While the situation is an unfortunate one for all involved, Boettcher said, “The health and safety of the athletes is the most important thing in the world. … Ignorance is not an excuse.”
Wade Labecki, deputy director of the WIAA, said, “Many of the products available in your local store have a variety of ingredients and some of the ingredients are stimulants. Supplement ingredient lists can be very difficult to decipher as problematic ingredients can have multiple name variations. There are common names (synonyms) that are listed in dietary supplements for the same stimulant. It’s very possible that athletes are not aware of what’s actually in the product they’re taking and athletes should be careful with any product.”

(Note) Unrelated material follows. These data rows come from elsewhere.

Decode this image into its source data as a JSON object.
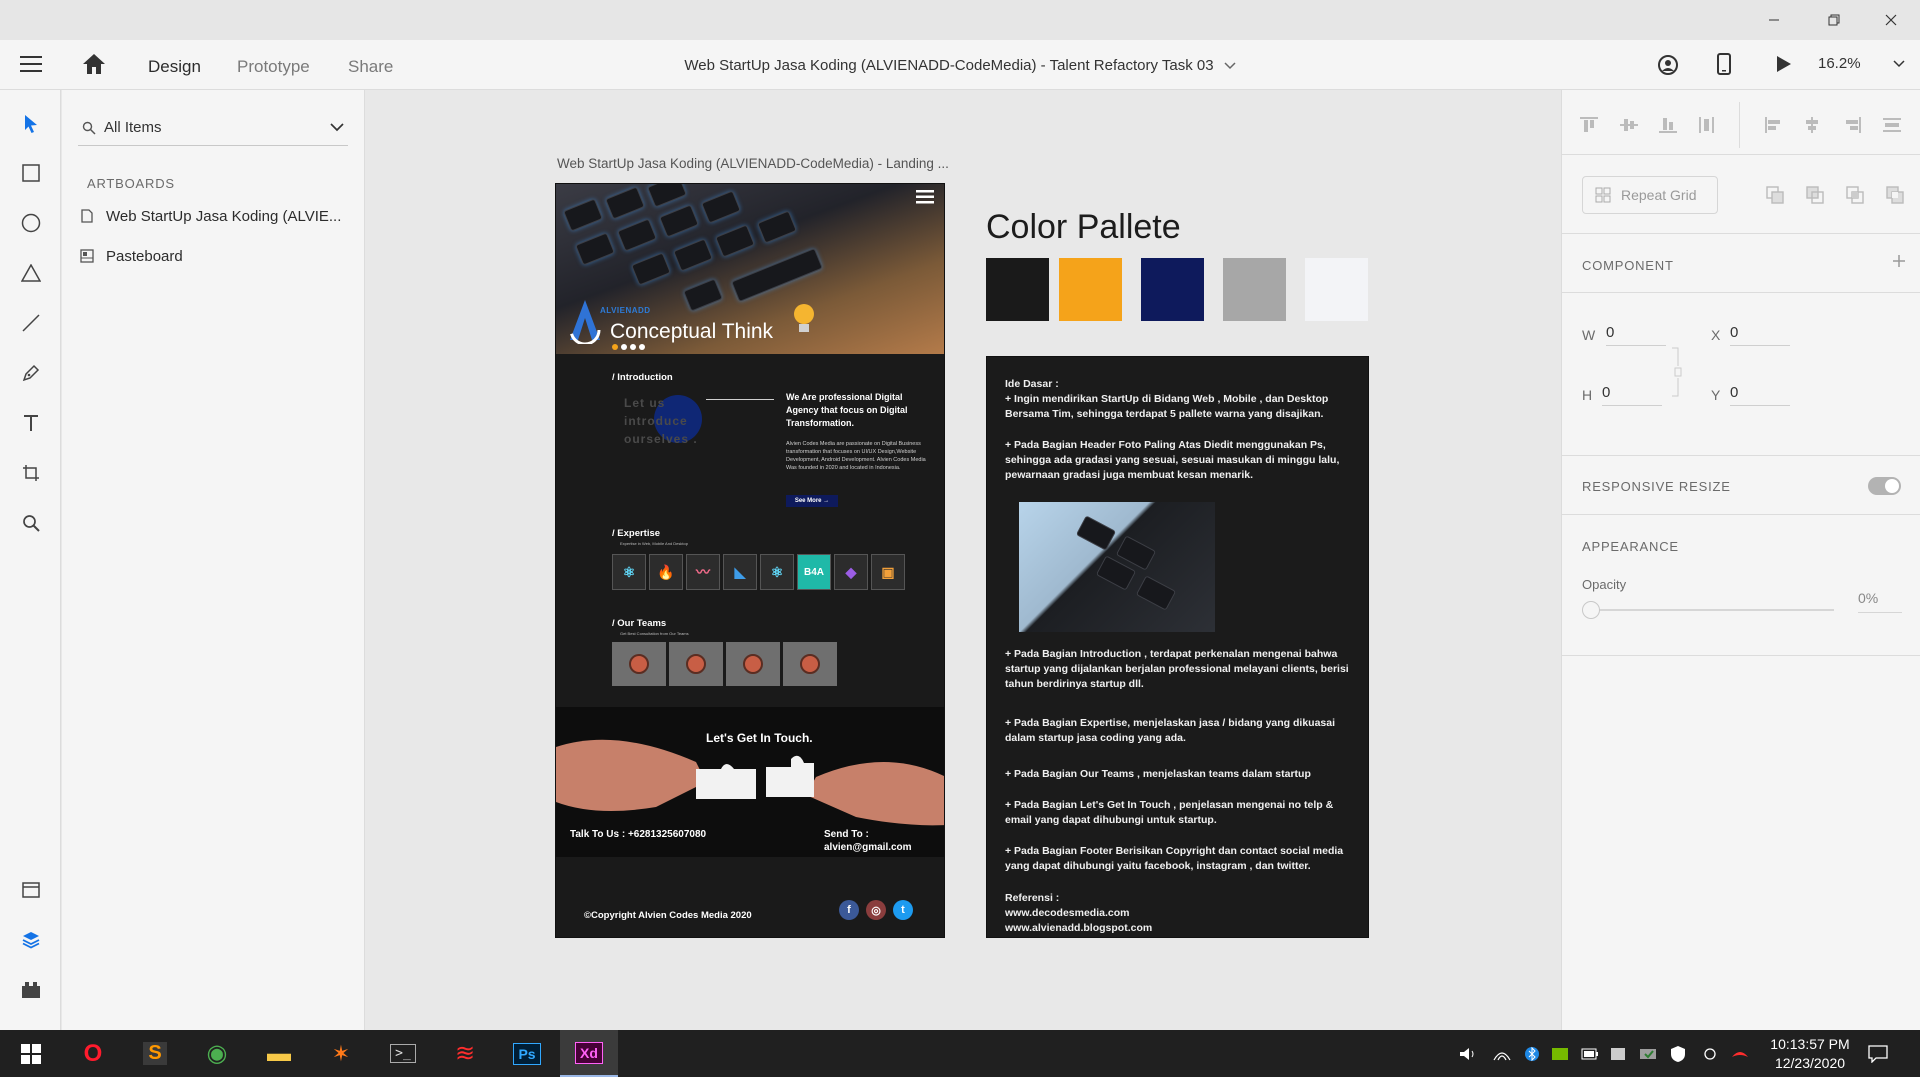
{
  "app": {
    "document_title": "Web StartUp Jasa Koding (ALVIENADD-CodeMedia) - Talent Refactory Task 03",
    "zoom": "16.2%"
  },
  "tabs": [
    {
      "label": "Design",
      "active": true
    },
    {
      "label": "Prototype",
      "active": false
    },
    {
      "label": "Share",
      "active": false
    }
  ],
  "layers_panel": {
    "filter_label": "All Items",
    "section_label": "ARTBOARDS",
    "items": [
      {
        "label": "Web StartUp Jasa Koding (ALVIE...",
        "icon": "artboard-icon"
      },
      {
        "label": "Pasteboard",
        "icon": "pasteboard-icon"
      }
    ]
  },
  "canvas": {
    "artboard_label": "Web StartUp Jasa Koding (ALVIENADD-CodeMedia) - Landing ...",
    "artboard": {
      "hero_brand": "ALVIENADD",
      "hero_title": "Conceptual Think",
      "intro_heading": "/ Introduction",
      "intro_lines": [
        "Let us",
        "introduce",
        "ourselves ."
      ],
      "agency_heading": "We Are professional Digital Agency that focus on Digital Transformation.",
      "agency_body": "Alvien Codes Media are passionate on Digital Business transformation that focuses on UI/UX Design,Website Development, Android Development. Alvien Codes Media Was founded in 2020 and located in Indonesia.",
      "see_more": "See More →",
      "expertise_heading": "/ Expertise",
      "expertise_sub": "Expertise in Web, Mobile And Desktop",
      "expertise_tiles": [
        {
          "glyph": "⚛",
          "color": "#61dafb"
        },
        {
          "glyph": "🔥",
          "color": "#e06b3a"
        },
        {
          "glyph": "〰",
          "color": "#f06b8a"
        },
        {
          "glyph": "◣",
          "color": "#3e9ce8"
        },
        {
          "glyph": "⚛",
          "color": "#61dafb"
        },
        {
          "glyph": "B4A",
          "color": "#ffffff"
        },
        {
          "glyph": "◆",
          "color": "#9b5de5"
        },
        {
          "glyph": "▣",
          "color": "#f2a03a"
        }
      ],
      "teams_heading": "/ Our Teams",
      "teams_sub": "Get Best Consultation from Our Teams",
      "contact_heading": "Let's Get In Touch.",
      "talk_to_us": "Talk To Us : +6281325607080",
      "send_to_label": "Send To :",
      "send_to_email": "alvien@gmail.com",
      "copyright": "©Copyright Alvien Codes Media 2020"
    },
    "palette_title": "Color Pallete",
    "palette": [
      "#1a1a1a",
      "#f5a31a",
      "#0e1a5c",
      "#a7a7a7",
      "#f3f4f7"
    ],
    "notes": {
      "heading": "Ide Dasar :",
      "points": [
        "+ Ingin mendirikan StartUp di Bidang Web , Mobile , dan Desktop Bersama Tim, sehingga terdapat 5 pallete warna yang disajikan.",
        "+ Pada Bagian Header Foto Paling Atas Diedit menggunakan Ps, sehingga ada gradasi yang sesuai, sesuai masukan di minggu lalu, pewarnaan gradasi juga membuat kesan menarik.",
        "+ Pada Bagian Introduction , terdapat perkenalan mengenai bahwa startup yang dijalankan berjalan professional melayani clients, berisi tahun berdirinya startup dll.",
        "+ Pada Bagian Expertise, menjelaskan jasa / bidang yang dikuasai dalam startup jasa coding yang ada.",
        "+ Pada Bagian Our Teams , menjelaskan teams dalam startup",
        "+ Pada Bagian Let's Get In Touch , penjelasan mengenai no telp & email yang dapat dihubungi untuk startup.",
        "+ Pada Bagian Footer Berisikan Copyright dan contact social media yang dapat dihubungi yaitu facebook, instagram , dan twitter."
      ],
      "reference_label": "Referensi :",
      "references": [
        "www.decodesmedia.com",
        "www.alvienadd.blogspot.com"
      ]
    }
  },
  "properties": {
    "repeat_grid": "Repeat Grid",
    "component_label": "COMPONENT",
    "w_label": "W",
    "w_value": "0",
    "x_label": "X",
    "x_value": "0",
    "h_label": "H",
    "h_value": "0",
    "y_label": "Y",
    "y_value": "0",
    "responsive_label": "RESPONSIVE RESIZE",
    "appearance_label": "APPEARANCE",
    "opacity_label": "Opacity",
    "opacity_value": "0%"
  },
  "taskbar": {
    "time": "10:13:57 PM",
    "date": "12/23/2020",
    "apps": [
      {
        "name": "opera-icon",
        "glyph": "O",
        "color": "#ff1b2d"
      },
      {
        "name": "sublime-icon",
        "glyph": "S",
        "color": "#ff9800"
      },
      {
        "name": "chrome-icon",
        "glyph": "◉",
        "color": "#4caf50"
      },
      {
        "name": "file-explorer-icon",
        "glyph": "▬",
        "color": "#f7c948"
      },
      {
        "name": "butterfly-app-icon",
        "glyph": "✶",
        "color": "#ff7a1a"
      },
      {
        "name": "terminal-icon",
        "glyph": ">_",
        "color": "#dddddd"
      },
      {
        "name": "razer-icon",
        "glyph": "≋",
        "color": "#ff2d2d"
      },
      {
        "name": "photoshop-icon",
        "glyph": "Ps",
        "color": "#31a8ff"
      },
      {
        "name": "adobe-xd-icon",
        "glyph": "Xd",
        "color": "#ff61f6"
      }
    ]
  }
}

Labecki added the ban on performance enhancers is not just due to “competitive advantages”, but for the “overall health of young, developing, adolescent children. … The ingredient in the product can cause kidney damage. A concern with this product is the withdrawal affect once a user has stopped taking the product.”
The withdrawal symptoms of DMAA (Synephrine) include mood changes, depression and anger.
“Our concern is neither the athletes, their parents, or school personnel would be aware of the symptoms to watch for,” said Labecki.
He added that risks associated with the drug include vasoconstriction (blood vessel narrowing), elevated heart rate, increased risk of stroke, high blood pressure, aneurysm, lethal exhaustion, and even impotence. Those risks escalate if the drug is combined with other stimulants like caffeine, and then again increase when the body is under extreme load associated with exercise or competitive sport – and again if exposed to heat or dehydration.
On the plus side
LaBuda said the big positive that came out of the incident is that they were able to cut off the usage right away and “the students did not have any prolonged use of this product.”
“When we were first made aware of this and the students were questioned, they all stepped forward and were accountable for their actions,” said LaBuda. “It’s a lot harder to be a kid today than when we grew up. ... (It’s) also (a) tough era to be a parent. … Students need to be careful where they get their source of information of what is safe and what is not, and also how they use the internet.”
Menomonie District Administrator Chris Stratton commended both Boettcher and LaBuda for how they handled the investigation.